You have a few options here. You can pick a repeating pattern to create a beautiful geometric floor, or use black and white tiles in a traditional chessboard pattern. Both choices will give your visitors and guests a Victorian welcome to remember. You don’t need to live in a period house to pull this look off – these tiles are just as home in a postwar semi or a new build.
Bathroom Walls
Creating the perfect base for your beautiful fixtures and fittings is your aim here. Get the Victorian look with smaller, brick-shaped tiles. Create a simple but elegant wall with a flat or bevelled white tile and matching grout.
You can expand on this base in a couple of different ways. Using a contrasting grout, as seen in this image, gives your wall a lot of pleasing symmetry. Using a coloured tile that pairs well with your chosen floor creates a more homely space.

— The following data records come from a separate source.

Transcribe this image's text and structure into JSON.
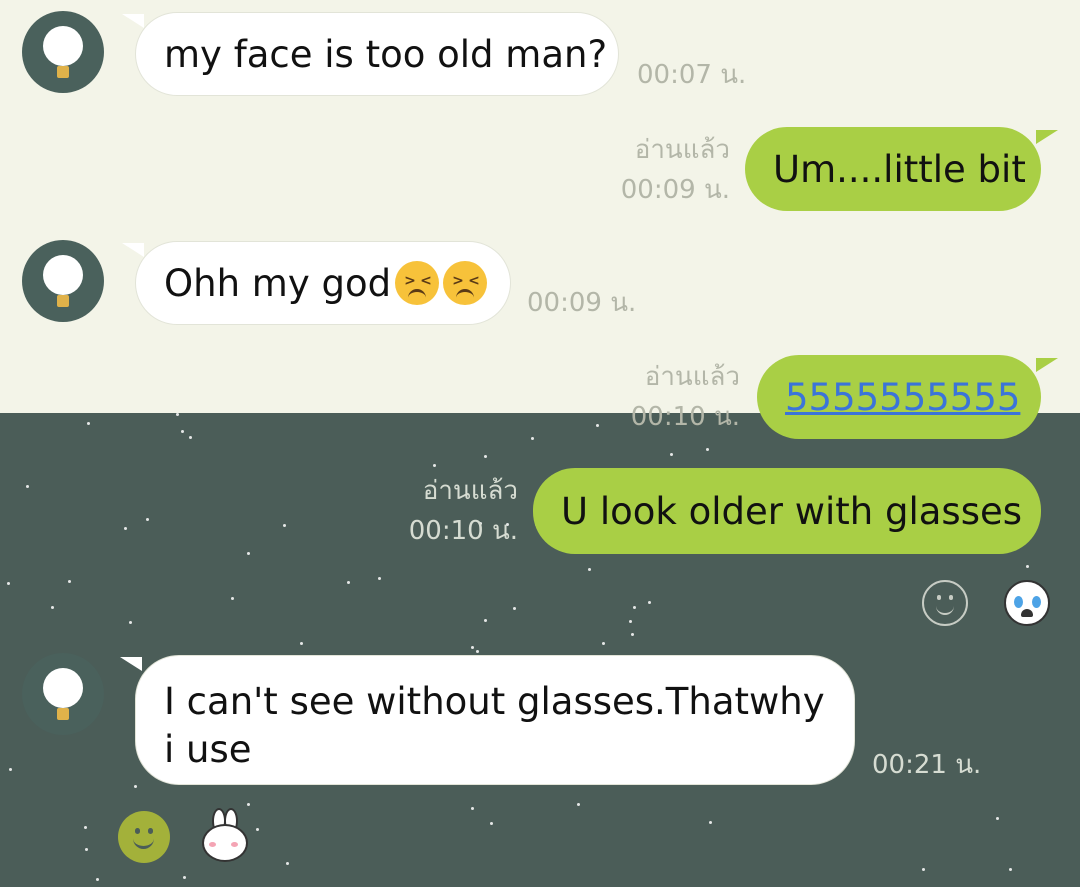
{
  "messages": [
    {
      "id": "m1",
      "direction": "in",
      "text": "my face is too old man?",
      "time": "00:07 น."
    },
    {
      "id": "m2",
      "direction": "out",
      "text": "Um....little bit",
      "read": "อ่านแล้ว",
      "time": "00:09 น."
    },
    {
      "id": "m3",
      "direction": "in",
      "text": "Ohh my god",
      "emoji": [
        "persevering-face",
        "persevering-face"
      ],
      "time": "00:09 น."
    },
    {
      "id": "m4",
      "direction": "out",
      "text": "5555555555",
      "is_link": true,
      "read": "อ่านแล้ว",
      "time": "00:10 น."
    },
    {
      "id": "m5",
      "direction": "out",
      "text": "U look older with glasses",
      "read": "อ่านแล้ว",
      "time": "00:10 น."
    },
    {
      "id": "m6",
      "direction": "in",
      "text": "I can't see without glasses.Thatwhy i use",
      "time": "00:21 น."
    }
  ],
  "reactions": {
    "after_m5": [
      "smiley-outline-icon",
      "crying-face-icon"
    ],
    "after_m6": [
      "smiley-green-icon",
      "cony-sticker-icon"
    ]
  },
  "colors": {
    "top_background": "#f3f4e8",
    "bottom_background": "#4b5d58",
    "incoming_bubble": "#ffffff",
    "outgoing_bubble": "#a9cf45",
    "link": "#3b74d9",
    "avatar": "#4a615c"
  }
}
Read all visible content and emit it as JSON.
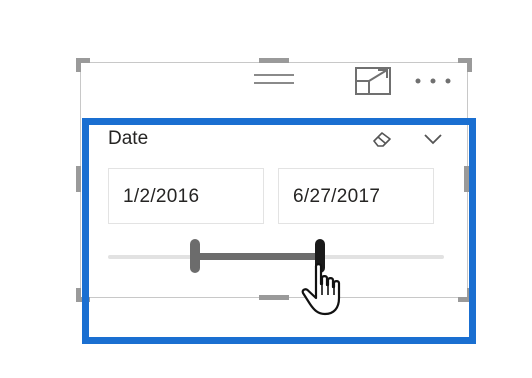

Kitchen Walls & Splashbacks
Not a traditional location for encaustic tiles but a popular one, and its easy to understand why! Strong patterns, like our Granille tile, work well to provide contrast with solid coloured worktops and work really well with natural wood colours in your kitchen.
For modern kitchens in whites and greys where you want to bring more character to your walls without introducing colour, our Nikea grey range is perfect. It is a random mix of patterns, so if you want to keep things super structured a pattern like Paris Bercy brings greige geometric greatness.
Feature Floors
There’s no reason to limit the look to entrances and hallways. Feature floors are an effective way to liven up bathrooms, kitchens and living spaces with plain walls. One advantage of a patterned tile with multiple colours is the palette range it provides, building a beautiful base to (literally) build your space from.
Mixing with modern
Despite first becoming popular over a century and a half ago, the enduring popularity of Victorian tiles is no accident of history. The patterns and designs, ranging from the more ornamental to the stark and simple, are timeless.
Minimalist and modern spaces work beautifully with a Victorian inspired surface, especially monochrome ones like Paris Vivienne.